Le présent amendement fixe un délai minimal de douze mois pour la révision du schéma d’aménagement et de gestion des eaux (SAGE) imposée par l’article 6, en encadrant ainsi le renvoi à un décret en Conseil d’État.

L’article 6 du projet de loi crée un article L. 212‑9-1 dans le code de l’environnement qui oblige le SAGE à être révisé pour tenir compte des volumes prélevables arrêtés par le préfet coordonnateur de bassin et des projets de stockage d’eau définis dans un projet de territoire pour la gestion de l’eau (PTGE) approuvé. Cette obligation de révision est assortie d’un délai dont la fixation est renvoyée à un décret en Conseil d’État, sans qu’aucun plancher ne soit prévu dans la loi.

Or, la révision d’un SAGE est une procédure formalisée associant la commission locale de l’eau (CLE) dans le cadre d’un processus délibératif qui implique des études techniques, une évaluation environnementale et une enquête publique lorsque la révision porte sur le règlement.
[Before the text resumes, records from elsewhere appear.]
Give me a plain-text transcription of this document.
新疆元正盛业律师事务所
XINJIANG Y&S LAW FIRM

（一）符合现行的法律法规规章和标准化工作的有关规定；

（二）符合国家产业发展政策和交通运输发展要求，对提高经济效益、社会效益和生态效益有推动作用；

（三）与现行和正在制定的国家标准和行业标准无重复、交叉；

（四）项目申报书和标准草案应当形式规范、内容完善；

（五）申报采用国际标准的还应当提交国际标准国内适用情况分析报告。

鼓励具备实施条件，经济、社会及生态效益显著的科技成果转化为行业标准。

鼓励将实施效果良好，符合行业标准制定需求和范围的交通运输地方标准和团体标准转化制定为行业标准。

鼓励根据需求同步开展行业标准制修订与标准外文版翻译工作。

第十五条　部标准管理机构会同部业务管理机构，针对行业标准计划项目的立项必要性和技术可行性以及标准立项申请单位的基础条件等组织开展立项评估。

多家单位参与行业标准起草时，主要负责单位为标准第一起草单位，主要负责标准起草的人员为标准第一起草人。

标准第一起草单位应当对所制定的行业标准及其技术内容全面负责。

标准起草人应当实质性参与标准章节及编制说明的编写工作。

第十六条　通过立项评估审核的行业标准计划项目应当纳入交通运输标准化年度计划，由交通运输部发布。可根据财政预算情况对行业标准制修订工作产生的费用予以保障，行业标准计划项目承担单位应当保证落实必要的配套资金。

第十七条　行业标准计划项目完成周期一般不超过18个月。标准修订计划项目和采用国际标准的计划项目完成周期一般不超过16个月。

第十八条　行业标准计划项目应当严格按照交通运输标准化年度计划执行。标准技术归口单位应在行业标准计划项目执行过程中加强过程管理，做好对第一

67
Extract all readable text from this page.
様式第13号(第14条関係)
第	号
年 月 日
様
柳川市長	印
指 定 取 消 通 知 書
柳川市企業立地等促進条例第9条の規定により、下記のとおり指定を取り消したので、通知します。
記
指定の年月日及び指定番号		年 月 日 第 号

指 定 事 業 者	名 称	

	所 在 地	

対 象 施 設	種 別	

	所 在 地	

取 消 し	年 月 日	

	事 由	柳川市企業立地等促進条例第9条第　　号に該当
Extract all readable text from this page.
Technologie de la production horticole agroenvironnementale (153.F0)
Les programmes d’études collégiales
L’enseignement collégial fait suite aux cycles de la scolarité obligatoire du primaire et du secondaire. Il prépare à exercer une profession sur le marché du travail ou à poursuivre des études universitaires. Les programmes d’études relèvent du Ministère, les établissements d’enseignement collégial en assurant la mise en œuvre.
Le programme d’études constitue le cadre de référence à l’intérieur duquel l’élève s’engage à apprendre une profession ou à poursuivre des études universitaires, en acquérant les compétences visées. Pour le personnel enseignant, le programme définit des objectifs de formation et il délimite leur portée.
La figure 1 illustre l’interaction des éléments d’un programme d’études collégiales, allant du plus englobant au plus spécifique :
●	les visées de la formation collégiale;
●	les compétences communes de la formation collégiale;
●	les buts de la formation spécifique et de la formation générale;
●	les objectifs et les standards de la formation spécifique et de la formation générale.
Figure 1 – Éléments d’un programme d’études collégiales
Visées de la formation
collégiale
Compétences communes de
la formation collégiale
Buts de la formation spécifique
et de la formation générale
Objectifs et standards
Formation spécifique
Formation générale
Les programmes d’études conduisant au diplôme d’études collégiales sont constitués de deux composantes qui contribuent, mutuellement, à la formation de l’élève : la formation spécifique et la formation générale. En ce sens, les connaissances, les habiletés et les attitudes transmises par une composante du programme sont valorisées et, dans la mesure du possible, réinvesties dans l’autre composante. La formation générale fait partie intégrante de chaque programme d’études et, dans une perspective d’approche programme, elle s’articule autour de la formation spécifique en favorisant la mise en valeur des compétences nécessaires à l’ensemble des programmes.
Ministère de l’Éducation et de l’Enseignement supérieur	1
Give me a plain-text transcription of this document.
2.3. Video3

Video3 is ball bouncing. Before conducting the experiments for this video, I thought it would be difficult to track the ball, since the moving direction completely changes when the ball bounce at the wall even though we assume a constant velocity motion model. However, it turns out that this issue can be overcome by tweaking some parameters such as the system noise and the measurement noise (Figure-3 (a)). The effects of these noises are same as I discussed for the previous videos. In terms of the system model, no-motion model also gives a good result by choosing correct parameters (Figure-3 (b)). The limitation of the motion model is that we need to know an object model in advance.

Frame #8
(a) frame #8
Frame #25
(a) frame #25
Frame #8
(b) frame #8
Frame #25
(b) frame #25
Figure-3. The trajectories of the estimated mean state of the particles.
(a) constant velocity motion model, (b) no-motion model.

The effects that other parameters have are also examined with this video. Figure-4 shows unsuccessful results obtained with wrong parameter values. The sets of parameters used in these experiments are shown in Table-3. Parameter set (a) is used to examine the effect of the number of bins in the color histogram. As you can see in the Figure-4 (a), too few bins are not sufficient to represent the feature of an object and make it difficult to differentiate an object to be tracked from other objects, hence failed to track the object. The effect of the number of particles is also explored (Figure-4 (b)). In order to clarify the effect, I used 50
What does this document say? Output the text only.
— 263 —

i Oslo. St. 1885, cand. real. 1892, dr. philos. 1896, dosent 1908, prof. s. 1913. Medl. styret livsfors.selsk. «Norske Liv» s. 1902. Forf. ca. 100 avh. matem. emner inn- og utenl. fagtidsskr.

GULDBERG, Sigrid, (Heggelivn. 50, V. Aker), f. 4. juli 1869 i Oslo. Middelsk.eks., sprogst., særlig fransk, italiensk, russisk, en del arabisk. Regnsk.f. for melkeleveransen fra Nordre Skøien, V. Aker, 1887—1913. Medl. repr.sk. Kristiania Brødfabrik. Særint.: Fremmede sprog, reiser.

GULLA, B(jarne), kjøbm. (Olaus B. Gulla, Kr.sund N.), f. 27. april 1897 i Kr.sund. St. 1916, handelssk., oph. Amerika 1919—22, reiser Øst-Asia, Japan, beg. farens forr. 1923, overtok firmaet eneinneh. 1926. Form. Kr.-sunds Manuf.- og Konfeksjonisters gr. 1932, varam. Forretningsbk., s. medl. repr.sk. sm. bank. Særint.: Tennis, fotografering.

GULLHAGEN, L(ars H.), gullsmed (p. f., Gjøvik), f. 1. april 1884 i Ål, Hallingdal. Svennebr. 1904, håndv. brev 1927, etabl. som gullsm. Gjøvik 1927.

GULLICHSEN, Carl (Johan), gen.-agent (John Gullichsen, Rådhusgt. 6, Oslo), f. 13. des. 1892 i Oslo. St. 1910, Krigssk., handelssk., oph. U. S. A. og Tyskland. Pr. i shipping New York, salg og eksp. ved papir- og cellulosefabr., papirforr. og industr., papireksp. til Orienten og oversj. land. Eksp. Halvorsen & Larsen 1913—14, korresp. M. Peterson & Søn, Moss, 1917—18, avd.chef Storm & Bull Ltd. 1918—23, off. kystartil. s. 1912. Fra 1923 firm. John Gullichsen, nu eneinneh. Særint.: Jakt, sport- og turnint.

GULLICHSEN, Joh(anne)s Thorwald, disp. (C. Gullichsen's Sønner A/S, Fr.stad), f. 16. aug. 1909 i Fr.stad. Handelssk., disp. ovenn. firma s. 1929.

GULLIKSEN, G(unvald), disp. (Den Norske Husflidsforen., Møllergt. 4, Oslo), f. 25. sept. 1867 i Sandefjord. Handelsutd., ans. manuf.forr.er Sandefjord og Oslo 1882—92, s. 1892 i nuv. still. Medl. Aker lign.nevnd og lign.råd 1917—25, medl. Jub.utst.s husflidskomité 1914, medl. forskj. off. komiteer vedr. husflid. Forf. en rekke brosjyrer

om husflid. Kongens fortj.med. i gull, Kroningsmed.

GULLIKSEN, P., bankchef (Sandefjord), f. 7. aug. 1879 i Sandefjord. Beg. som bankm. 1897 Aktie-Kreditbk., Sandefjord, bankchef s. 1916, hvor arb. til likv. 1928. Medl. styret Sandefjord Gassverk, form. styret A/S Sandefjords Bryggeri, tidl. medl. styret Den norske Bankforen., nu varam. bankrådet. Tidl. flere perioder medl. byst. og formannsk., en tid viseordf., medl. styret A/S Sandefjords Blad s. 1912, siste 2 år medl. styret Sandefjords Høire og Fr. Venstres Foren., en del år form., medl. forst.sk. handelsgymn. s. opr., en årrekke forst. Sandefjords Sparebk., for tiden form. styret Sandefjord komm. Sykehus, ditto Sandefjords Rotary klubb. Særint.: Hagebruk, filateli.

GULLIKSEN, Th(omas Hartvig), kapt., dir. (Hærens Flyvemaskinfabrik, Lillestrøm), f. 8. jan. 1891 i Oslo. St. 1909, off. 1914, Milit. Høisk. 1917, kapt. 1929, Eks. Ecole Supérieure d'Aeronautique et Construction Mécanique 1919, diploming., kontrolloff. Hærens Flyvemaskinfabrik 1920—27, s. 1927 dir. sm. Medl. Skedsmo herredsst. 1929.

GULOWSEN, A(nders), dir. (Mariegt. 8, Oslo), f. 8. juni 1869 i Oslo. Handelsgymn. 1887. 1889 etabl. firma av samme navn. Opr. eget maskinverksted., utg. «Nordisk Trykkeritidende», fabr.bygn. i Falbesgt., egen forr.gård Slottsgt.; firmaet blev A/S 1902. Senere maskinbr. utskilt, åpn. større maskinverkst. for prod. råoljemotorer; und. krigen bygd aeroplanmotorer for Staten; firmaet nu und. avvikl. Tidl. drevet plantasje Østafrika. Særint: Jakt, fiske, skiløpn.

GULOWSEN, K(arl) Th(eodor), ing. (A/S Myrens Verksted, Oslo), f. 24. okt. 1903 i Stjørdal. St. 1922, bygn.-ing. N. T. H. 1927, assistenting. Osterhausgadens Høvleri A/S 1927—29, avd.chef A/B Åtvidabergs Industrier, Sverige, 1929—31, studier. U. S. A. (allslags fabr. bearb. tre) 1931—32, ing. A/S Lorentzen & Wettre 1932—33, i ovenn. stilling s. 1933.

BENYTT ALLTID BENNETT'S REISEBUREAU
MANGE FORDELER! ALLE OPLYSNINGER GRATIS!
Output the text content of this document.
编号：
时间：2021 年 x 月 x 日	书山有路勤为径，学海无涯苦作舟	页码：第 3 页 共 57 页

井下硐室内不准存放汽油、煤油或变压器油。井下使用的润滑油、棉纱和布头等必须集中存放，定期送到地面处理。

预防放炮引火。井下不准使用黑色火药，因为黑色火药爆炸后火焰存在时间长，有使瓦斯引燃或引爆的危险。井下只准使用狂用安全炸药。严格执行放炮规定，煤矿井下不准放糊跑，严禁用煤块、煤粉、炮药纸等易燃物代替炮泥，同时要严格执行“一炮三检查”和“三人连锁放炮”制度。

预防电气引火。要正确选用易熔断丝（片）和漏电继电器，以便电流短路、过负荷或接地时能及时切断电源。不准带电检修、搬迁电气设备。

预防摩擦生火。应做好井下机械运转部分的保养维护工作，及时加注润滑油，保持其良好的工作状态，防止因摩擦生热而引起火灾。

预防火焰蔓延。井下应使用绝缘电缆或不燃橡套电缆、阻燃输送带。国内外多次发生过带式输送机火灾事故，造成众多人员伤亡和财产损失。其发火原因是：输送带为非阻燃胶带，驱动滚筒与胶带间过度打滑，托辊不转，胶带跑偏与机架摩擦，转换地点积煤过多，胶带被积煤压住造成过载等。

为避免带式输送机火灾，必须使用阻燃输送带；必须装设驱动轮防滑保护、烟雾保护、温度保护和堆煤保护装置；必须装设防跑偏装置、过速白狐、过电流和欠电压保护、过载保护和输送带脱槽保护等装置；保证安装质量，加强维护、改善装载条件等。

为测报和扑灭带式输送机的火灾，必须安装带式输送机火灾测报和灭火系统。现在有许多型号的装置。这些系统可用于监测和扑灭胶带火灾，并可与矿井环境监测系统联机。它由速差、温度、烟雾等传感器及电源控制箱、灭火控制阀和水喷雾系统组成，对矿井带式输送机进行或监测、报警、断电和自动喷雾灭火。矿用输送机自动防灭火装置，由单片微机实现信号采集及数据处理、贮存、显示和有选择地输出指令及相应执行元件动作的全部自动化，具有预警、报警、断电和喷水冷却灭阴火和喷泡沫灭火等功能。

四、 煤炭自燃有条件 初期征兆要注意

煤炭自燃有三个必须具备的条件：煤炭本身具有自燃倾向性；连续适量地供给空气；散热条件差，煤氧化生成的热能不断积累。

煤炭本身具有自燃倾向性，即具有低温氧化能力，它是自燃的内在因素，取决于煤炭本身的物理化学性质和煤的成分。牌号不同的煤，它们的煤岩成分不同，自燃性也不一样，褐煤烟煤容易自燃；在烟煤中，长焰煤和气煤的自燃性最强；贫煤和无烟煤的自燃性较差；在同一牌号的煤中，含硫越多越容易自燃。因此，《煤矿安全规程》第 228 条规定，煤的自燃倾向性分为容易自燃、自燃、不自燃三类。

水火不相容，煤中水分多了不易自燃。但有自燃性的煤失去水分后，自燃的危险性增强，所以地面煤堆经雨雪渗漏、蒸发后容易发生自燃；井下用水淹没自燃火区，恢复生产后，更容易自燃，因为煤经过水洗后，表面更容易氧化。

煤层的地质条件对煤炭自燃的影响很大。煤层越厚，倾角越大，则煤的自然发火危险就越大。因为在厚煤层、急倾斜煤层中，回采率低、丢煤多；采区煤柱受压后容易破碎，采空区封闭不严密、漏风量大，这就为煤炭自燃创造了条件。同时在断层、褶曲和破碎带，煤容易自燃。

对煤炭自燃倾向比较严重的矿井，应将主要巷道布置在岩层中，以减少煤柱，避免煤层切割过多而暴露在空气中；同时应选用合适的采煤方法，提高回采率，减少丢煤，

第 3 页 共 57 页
La durée incompressible de ces étapes est généralement estimée à deux à cinq ans pour une révision complète, et à dix-huit mois au minimum pour une révision ciblée sur des dispositions particulières.

Si le décret en Conseil d’État fixait un délai inférieur à douze mois, la CLE se trouverait dans l’impossibilité pratique de conduire la révision dans les formes requises par le droit, ce qui la conduirait mécaniquement à l’expiration du délai et, partant, à l’application automatique du mécanisme de dérogation préfectorale prévu au second alinéa de l’article L. 212‑9-1. Un délai déraisonnablement court transformerait ainsi l’obligation de révision en voie d’accès accélérée à la dérogation, vidant de sa substance la gouvernance locale incarnée par la CLE.